I do know what you mean about appreciating the little things. I'm not so sure that's necessarily a feminine trait, but I understand. If that's how it's working out for you, more power (of positive thinking) to ya!

xoxo

bgirl
10-12-2006, 11:57 AM
I agree that its not necessarily a feminine traight. I think a lot of things come out when we are in femme that we have repressed along with our feminine side. Perhaps when we feel like a woman, it also becomes ok to be softer towards the world around us. Something we denied our male self.

linnea
10-12-2006, 03:17 PM
Of course, my comments below are FULL of generalizations. But many of these observations are borne out by the facts. To wit, as boys, many of us learned that we should be tough, aggressive, and bold.

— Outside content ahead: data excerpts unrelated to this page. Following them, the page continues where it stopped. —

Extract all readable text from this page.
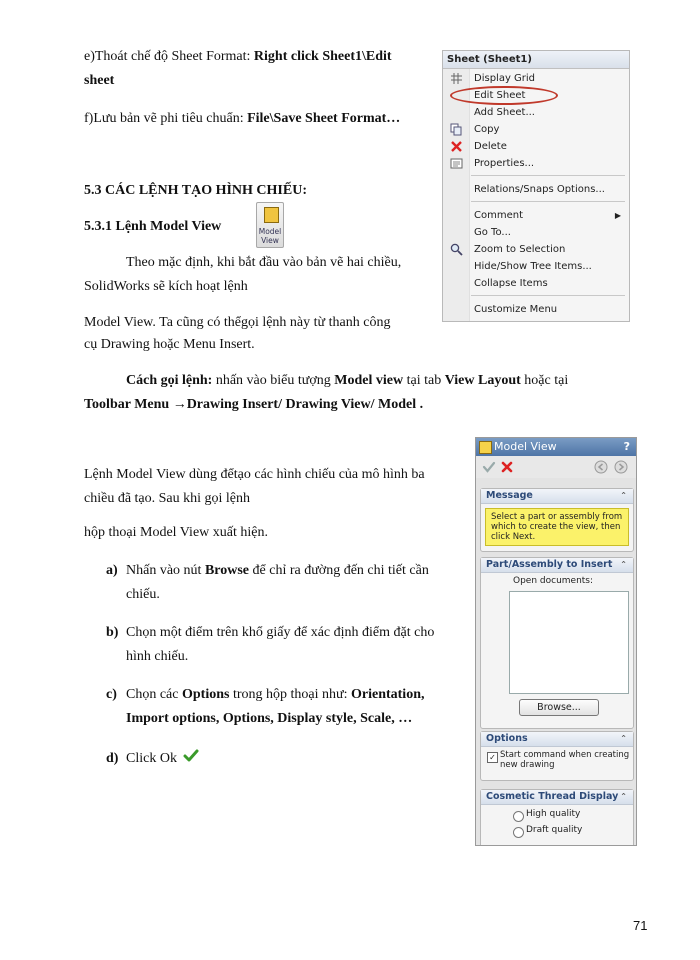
e)Thoát chế độ Sheet Format: Right click Sheet1\Edit

sheet

f)Lưu bản vẽ phi tiêu chuẩn: File\Save Sheet Format…

5.3 CÁC LỆNH TẠO HÌNH CHIẾU:

5.3.1 Lệnh Model View	Model
View

Theo mặc định, khi bắt đầu vào bản vẽ hai chiều,

SolidWorks sẽ kích hoạt lệnh

Model View. Ta cũng có thểgọi lệnh này từ thanh công

cụ Drawing hoặc Menu Insert.

Cách gọi lệnh: nhấn vào biểu tượng Model view tại tab View Layout hoặc tại

Toolbar Menu →Drawing Insert/ Drawing View/ Model .

Lệnh Model View dùng đểtạo các hình chiếu của mô hình ba

chiều đã tạo. Sau khi gọi lệnh

hộp thoại Model View xuất hiện.

a) Nhấn vào nút Browse để chỉ ra đường đến chi tiết cần

chiếu.

b) Chọn một điểm trên khổ giấy để xác định điểm đặt cho

hình chiếu.

c) Chọn các Options trong hộp thoại như: Orientation,

Import options, Options, Display style, Scale, …

d) Click Ok

Sheet (Sheet1)
Display Grid
Edit Sheet
Add Sheet...
Copy
Delete
Properties...
Relations/Snaps Options...
Comment	▶
Go To...
Zoom to Selection
Hide/Show Tree Items...
Collapse Items
Customize Menu
Model View	?
Message	⌃
Select a part or assembly from which to create the view, then click Next.
Part/Assembly to Insert ⌃
Open documents:
Browse...
Options	⌃
✓ Start command when creating new drawing
Cosmetic Thread Display ⌃
High quality
Draft quality
71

We were praised for being strong physically, mentally, and emotionally which often meant suppressing our feelings rather than acknowledging and expressing them. We were conditioned to respond to the subliminity of grand-scale events rather than the beauty of delicate and tender objects or actions. Men and boys are certainly capable of appreciating and expressing themselves regarding the soft, frilly, fragrant, delicate, tender, emotional, beautiful aspects of life, but social mores tend measure such responses from men as effeminate.
I think that when we dress as women, we don a "mask" that disguises our own socialized male selves. Doing so reduces inhabitions we may have about responding to and expressing ourselves in the world at large. If we dress but don't venture out, the process still encourages us to see the world differently so that even when we aren't dressed en femme we remember these differently perspectives as viable ways to think and act and speak.
This is how it has worked for me. By dressing and thus putting myself into a feminine frame of mind, I have become more sensitive to issues and concerns that seem to me to be part of women's experience and the "women's world." On a very basic level, this would include the frustration women feel about something so mundane but necessary as the number of stalls in a restroom. Because I am often asking myself "how would a woman act in this situation," I am fully conscious of what I think are in the so-called feminine side. Of course, because I am a GM, my impressions and knowledge of this may be incorrect and distorted, but still my consciousness is heightened.
I think that this is a very healthy process. I think that I am a better, more understanding, more sensitive, and more accepting person because of it. I don't believe that a person would necessarily have to be a CD to accomplish similar results, but for me it has open different doors of awareness and behavior.

Shannen
10-12-2006, 03:26 PM
I read many, many, years ago an article on how to speak like a woman. I pointed out that the vocal range of male vs. female was not really that different. What made the biggest difference was the choice of words, and especially phrases used.

You know, the diffence from "My what a lovely place setting tonight" and "So, what kinda grub we having?" and that kind of thing!

I find that these forums help me practice my phrasiology (sp?) and in the real world nobody takes offense at a more refined speech pattern in a male.

So, yes, it's the little things we care about in life that make the difference.